This is the offical implementation of paper CapProNet: Deep Feature Learning via Orthogonal Projections onto Capsule Subspaces with backbone of Resnet model for ImageNet database. The backbone network has been borrowd from Tensorflow offical implementation of resnet here. See the following papers for more detailes about the backbone architecture:
[1] Deep Residual Learning for Image Recognition by Kaiming He, Xiangyu Zhang, Shaoqing Ren, and Jian Sun, Dec 2015.
[2] Identity Mappings in Deep Residual Networks by Kaiming He, Xiangyu Zhang, Shaoqing Ren, and Jian Sun, Jul 2016.
In code v1 refers to the resnet defined in [1], while v2 correspondingly refers to [2]. The principle difference between the two versions is that v1 applies batch normalization and activation after convolution, while v2 applies batch normalization, then activation, and finally convolution. A schematic comparison is presented in Figure 1 (left) of [2].

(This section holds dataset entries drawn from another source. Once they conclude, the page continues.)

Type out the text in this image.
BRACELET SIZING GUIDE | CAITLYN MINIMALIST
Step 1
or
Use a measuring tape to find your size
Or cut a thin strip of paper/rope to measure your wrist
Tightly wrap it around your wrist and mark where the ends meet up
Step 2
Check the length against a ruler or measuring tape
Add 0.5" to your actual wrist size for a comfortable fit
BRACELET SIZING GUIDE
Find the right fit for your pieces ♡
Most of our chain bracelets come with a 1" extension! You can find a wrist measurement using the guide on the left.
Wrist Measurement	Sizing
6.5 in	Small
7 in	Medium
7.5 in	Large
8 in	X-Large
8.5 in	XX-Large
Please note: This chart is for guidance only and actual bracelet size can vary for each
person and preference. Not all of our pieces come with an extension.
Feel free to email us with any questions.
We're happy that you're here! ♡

Please proceed according to which dataset you would like to train/evaluate on:
We used Tensorflow version 1.8 and Python 2.7 for our experiments.
First make sure you've added the models folder to your Python path; otherwise you may encounter an error like ImportError: No module named official.resnet
.
To begin, you will need to download the ImageNet dataset and convert it to TFRecord format. Follow along with the Inception guide in order to prepare the dataset.
Once your dataset is ready, you can begin training the model as follows:
change your directory to ./official/resnet
python caps_imagenet_main.py --data_dir=/path/to/imagenet
The model will begin training and will automatically evaluate itself on the validation data roughly once per epoch.
Note that there are a number of other options you can specify, including --model_dir
to choose where to store the model and --resnet_size
to choose the model size (options include ResNet-18 through ResNet-200). See resnet.py
for the full list of options.
Training is accomplished using the DistributionStrategies API. (https://github.com/tensorflow/tensorflow/blob/master/tensorflow/contrib/distribute/README.md)
The appropriate distribution strategy is chosen based on the --num_gpus
flag. By default this flag is one if TensorFlow is compiled with CUDA, and zero otherwise.
num_gpus:
- 0: Use OneDeviceStrategy and train on CPU.
- 1: Use OneDeviceStrategy and train on GPU.
- 2+: Use MirroredStrategy (data parallelism) to distribute a batch between devices.